Birol: «La crescita della geotermia potrebbe generare investimenti per un valore di 1 trilione di dollari entro il 2035»
 |  Nuove energie

Nell’Era dell’elettricità che si sta aprendo non c’è spazio per i combustibili fossili ma, come mostra il nuovo rapporto pubblicato oggi dall’Agenzia internazionale dell’energia (Iea), c’è una fonte rinnovabile che ha tutte le carte in regola per risorgere dalle ceneri di gas e petrolio: la geotermia.

«Le nuove tecnologie stanno aprendo nuovi orizzonti per l'energia geotermica in tutto il mondo, offrendo la possibilità di soddisfare una parte significativa della domanda mondiale di elettricità in rapida crescita, in modo sicuro e pulito», spiega il direttore esecutivo della Iea, Fatih Birol.

Si tratta di una storia che inizia nel 1904 in Italia come ricorda la stessa Iea, quando nel 1904 a Larderello in Toscana vennero accese le prime 5 lampadine grazie al calore rinnovabile custodito nel sottosuolo. Oggi quella tradizione è portata avanti dall’attuale gestore delle centrali geotermoelettriche toscane, Enel green power, e potrebbe presto trovare nuovo slancio con l’atteso rinnovo delle concessioni minerarie che sta trattando la Regione Toscana. Ma dal 1904 a oggi la geotermia ne ha già fatta di strada.

Attualmente è coltivata in circa 30 Paesi, e anziché alimentare 5 lampadine ha generato nel 2023 poco meno di 100 TWh di elettricità; grazie alle tecnologie nate in Italia sono Usa, Indonesia, Turchia, Filippine e Nuova Zelanda a produrre oggi i due terzi dell’elettricità geotermica, seguiti a distanza da Islanda, Italia, Kenya, Messico e Giappone (che insieme cubano un altro 25%).

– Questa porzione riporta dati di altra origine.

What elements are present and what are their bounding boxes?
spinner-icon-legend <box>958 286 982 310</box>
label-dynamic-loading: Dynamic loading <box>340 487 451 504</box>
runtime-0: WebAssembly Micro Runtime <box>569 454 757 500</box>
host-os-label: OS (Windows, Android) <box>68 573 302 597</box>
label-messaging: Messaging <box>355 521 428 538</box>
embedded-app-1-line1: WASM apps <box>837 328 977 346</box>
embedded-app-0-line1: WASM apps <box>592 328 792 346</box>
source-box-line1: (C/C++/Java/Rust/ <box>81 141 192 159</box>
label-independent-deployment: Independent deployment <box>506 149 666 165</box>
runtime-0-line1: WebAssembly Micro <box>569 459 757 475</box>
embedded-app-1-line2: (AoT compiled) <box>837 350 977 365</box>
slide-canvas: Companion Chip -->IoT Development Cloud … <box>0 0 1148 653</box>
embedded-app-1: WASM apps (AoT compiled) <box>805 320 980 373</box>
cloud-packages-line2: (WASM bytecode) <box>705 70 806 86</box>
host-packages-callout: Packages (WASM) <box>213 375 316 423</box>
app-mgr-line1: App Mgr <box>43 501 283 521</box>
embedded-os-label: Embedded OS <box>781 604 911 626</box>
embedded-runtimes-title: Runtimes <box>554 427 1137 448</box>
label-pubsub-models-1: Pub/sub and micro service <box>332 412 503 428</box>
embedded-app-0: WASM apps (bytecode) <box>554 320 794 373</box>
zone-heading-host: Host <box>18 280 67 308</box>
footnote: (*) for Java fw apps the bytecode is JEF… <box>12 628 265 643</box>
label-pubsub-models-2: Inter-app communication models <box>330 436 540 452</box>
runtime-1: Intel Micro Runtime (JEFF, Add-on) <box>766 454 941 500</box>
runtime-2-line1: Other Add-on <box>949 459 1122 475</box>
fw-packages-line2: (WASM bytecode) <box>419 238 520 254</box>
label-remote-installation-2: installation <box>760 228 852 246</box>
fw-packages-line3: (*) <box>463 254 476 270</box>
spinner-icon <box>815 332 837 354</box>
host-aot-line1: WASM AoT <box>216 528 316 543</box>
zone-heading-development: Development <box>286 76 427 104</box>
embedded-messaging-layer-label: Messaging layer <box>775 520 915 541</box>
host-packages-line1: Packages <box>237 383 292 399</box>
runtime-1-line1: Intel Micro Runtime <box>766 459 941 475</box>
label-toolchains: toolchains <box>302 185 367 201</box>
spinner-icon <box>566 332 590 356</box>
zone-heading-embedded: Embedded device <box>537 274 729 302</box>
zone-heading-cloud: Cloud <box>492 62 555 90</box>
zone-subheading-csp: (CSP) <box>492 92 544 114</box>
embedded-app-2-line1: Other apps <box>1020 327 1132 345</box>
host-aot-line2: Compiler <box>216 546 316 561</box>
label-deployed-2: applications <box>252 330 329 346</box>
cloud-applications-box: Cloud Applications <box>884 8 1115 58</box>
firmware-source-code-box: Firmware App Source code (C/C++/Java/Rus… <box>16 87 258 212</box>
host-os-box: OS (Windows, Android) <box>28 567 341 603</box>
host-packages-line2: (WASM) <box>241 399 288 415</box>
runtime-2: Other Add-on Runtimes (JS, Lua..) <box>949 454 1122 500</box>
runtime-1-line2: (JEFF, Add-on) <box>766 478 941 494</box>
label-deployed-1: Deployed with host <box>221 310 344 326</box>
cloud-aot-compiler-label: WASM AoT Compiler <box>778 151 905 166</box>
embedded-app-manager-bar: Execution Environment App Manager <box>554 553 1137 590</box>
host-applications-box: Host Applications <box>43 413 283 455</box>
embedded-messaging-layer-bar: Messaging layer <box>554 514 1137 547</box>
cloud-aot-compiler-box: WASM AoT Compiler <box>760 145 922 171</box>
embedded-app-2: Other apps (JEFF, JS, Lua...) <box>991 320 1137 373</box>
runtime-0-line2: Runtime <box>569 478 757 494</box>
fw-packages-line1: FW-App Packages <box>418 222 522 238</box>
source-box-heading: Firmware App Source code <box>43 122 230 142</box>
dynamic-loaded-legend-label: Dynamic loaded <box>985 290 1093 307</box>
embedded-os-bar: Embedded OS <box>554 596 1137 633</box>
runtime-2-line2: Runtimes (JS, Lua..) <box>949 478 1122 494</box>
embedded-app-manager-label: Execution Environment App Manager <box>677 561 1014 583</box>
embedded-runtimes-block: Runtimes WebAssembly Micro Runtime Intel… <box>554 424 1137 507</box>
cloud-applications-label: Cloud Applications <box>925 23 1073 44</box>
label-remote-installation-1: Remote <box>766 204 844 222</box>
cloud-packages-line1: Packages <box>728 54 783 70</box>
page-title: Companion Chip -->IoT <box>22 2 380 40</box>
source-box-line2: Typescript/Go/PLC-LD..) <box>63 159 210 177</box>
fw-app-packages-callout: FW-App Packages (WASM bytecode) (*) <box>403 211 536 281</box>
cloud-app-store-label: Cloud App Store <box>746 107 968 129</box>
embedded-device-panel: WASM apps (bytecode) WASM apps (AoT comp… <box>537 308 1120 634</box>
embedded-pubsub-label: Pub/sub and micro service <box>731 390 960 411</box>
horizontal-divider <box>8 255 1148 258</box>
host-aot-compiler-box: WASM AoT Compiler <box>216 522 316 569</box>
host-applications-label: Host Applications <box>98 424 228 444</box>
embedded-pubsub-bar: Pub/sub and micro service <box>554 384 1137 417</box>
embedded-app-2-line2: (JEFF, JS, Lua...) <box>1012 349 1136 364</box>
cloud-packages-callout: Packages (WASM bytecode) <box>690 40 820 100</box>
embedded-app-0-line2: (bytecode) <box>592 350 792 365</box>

In totale, il cuore caldo della Terra dà lavoro a 140mila persone. E molte altre potrebbero aggiungersi in futuro, fino a 1 mln di posti di lavoro al 2030.

Oggi, la geotermia soddisfa circa l'1% della domanda globale di elettricità, ma per la Iea il dato potrebbe salire al 15% entro il 2050 – con 800 GW installati a livello globale – se i costi dei progetti geotermici continueranno a scendere: il primo passo per farlo è mettere in campo normative chiare e di lungo termine. In tal caso sarebbe realistico tagliare i costi dell’80% al 2035, arrivando a circa 50 dollari per MWh: significherebbe rendere la geotermia la fonte più economica di elettricità dispacciabile e a basse emissioni, in diretta concorrenza con idroelettrico e nucleare, rendendola «altamente competitiva» rispetto all’accoppiata di batterie con fotovoltaico ed eolico. Ma al contrario di vento e sole, il cuore della Terra non smette mai di cedere calore; non a caso già tre anni fa Legambiente sottolineava l’insensatezza per un Paese come il nostro, che ha dato i natali alle tecnologie geotermiche, di pensare a un ritorno del costoso e rischioso nucleare.

Cos’è dunque che frena la crescita di questa fonte rinnovabile? «Le autorizzazioni e la burocrazia amministrativa si stanno rivelando un ostacolo importante per i progetti geotermici, che possono richiedere fino a un decennio per essere pienamente operativi», spiega la Iea. Il rapporto suggerisce dunque ai governi di semplificare e accelerare i processi amministrativi, mettendo anche in campo regimi autorizzativi dedicati alla geotermia. La Iea sottolinea inoltre che l’80% degli investimenti richiesti è legato a competenze trasferibili dal mondo del gas e del petrolio – si pensi alle trivellazioni per pozzi geotermici –, offrendo all’industria di settore una chance di convertirsi all’energia pulita e abbassare il rischio minerario.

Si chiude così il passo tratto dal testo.